Im Hirshhorn Museum, Washington DC, USA.
Laurie Anderson ist eine der führenden Multimedia-Künstlerinnen unserer Zeit. Ihr innovatives Werk in den Bereichen Performance, Musik, Technologie und visuelle Kunst beeinflusst die Populärkultur seit mehr als vierzig Jahren. Im Jahr 2021 lud das Hirshhorn Museum Laurie Anderson ein, im Rahmen von The Weather – ihrer bisher größten US-Ausstellung – ein neues Werk vor Ort zu schaffen. Mehr als zwei Wochen arbeitete sie unzählige Stunden pro Tag im Museum. Sie malte direkt auf die Wände und Boden der großen Galerie. Fast jeder Zentimeter wird mit Geschichten, Songtexten, Zitaten, Witzen und Kommentaren zu aktuellen Ereignissen bedeckt. Sie malt ohne Skizzen, Vorzeichnung oder Entwurf. Es ist malen ihres Bewusstseinsstroms. Die Installation ist persönlich, sie spiegelt Laurie Anderson während dieser zwei Wochen wieder.

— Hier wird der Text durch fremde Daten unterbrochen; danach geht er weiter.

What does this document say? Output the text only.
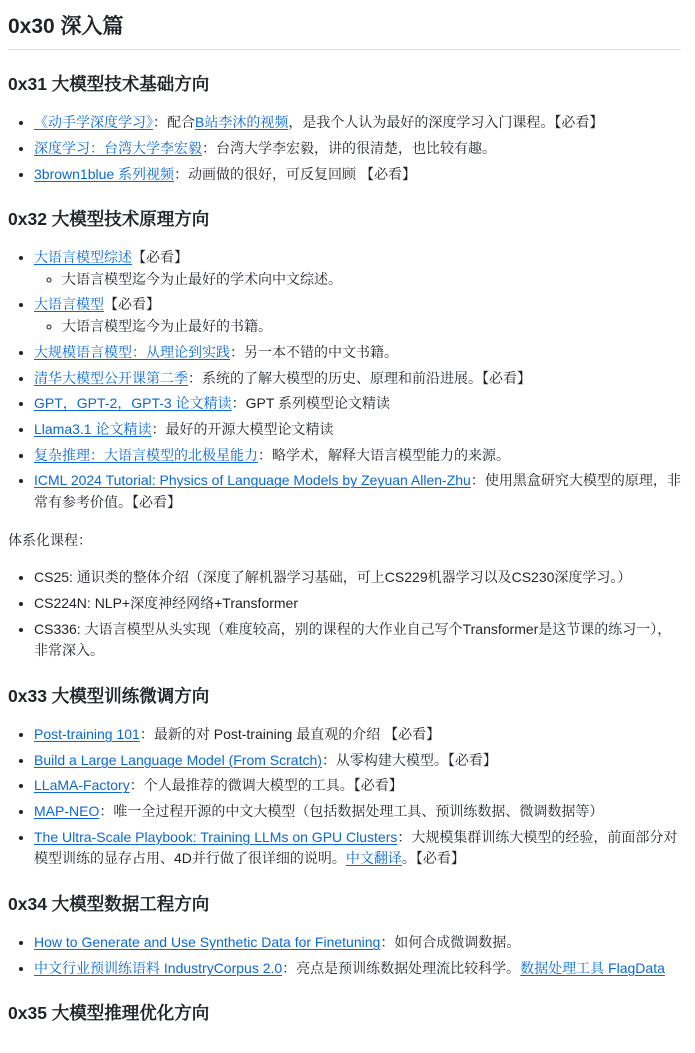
0x30 深入篇
0x31 大模型技术基础方向
• 《动手学深度学习》：配合B站李沐的视频，是我个人认为最好的深度学习入门课程。【必看】
• 深度学习：台湾大学李宏毅：台湾大学李宏毅，讲的很清楚，也比较有趣。
• 3brown1blue 系列视频：动画做的很好，可反复回顾 【必看】
0x32 大模型技术原理方向
• 大语言模型综述【必看】
◦ 大语言模型迄今为止最好的学术向中文综述。
• 大语言模型【必看】
◦ 大语言模型迄今为止最好的书籍。
• 大规模语言模型：从理论到实践：另一本不错的中文书籍。
• 清华大模型公开课第二季：系统的了解大模型的历史、原理和前沿进展。【必看】
• GPT，GPT-2，GPT-3 论文精读：GPT 系列模型论文精读
• Llama3.1 论文精读：最好的开源大模型论文精读
• 复杂推理：大语言模型的北极星能力：略学术，解释大语言模型能力的来源。
• ICML 2024 Tutorial: Physics of Language Models by Zeyuan Allen-Zhu：使用黑盒研究大模型的原理，非常有参考价值。【必看】

体系化课程：

• CS25: 通识类的整体介绍（深度了解机器学习基础，可上CS229机器学习以及CS230深度学习。）
• CS224N: NLP+深度神经网络+Transformer
• CS336: 大语言模型从头实现（难度较高，别的课程的大作业自己写个Transformer是这节课的练习一），非常深入。
0x33 大模型训练微调方向
• Post-training 101：最新的对 Post-training 最直观的介绍 【必看】
• Build a Large Language Model (From Scratch)：从零构建大模型。【必看】
• LLaMA-Factory：个人最推荐的微调大模型的工具。【必看】
• MAP-NEO：唯一全过程开源的中文大模型（包括数据处理工具、预训练数据、微调数据等）
• The Ultra-Scale Playbook: Training LLMs on GPU Clusters：大规模集群训练大模型的经验，前面部分对模型训练的显存占用、4D并行做了很详细的说明。中文翻译。【必看】
0x34 大模型数据工程方向
• How to Generate and Use Synthetic Data for Finetuning：如何合成微调数据。
• 中文行业预训练语料 IndustryCorpus 2.0：亮点是预训练数据处理流比较科学。数据处理工具 FlagData
0x35 大模型推理优化方向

Der Titel der Installation, Four Talks, bezieht sich auf die vier Skulpturen – ein Rabe, ein Papagei, ein Kanu und ein Regal, eigentlich das wankende Regal (Shaking Shelf). Sie sind im Raum verteilt und werden von einer prägnanten Geschichte oder Textpassage begleitet. Die Installation is monumental und konzeptionell, ein Meilenstein in ihrem künstlerischen Schaffen.
Die Skulpturen stammen aus den Jahren 2010 bis 2020. Es ist der Papagei, der Rabe, das Kanu und das Regal eigentlich das wankende Selbst.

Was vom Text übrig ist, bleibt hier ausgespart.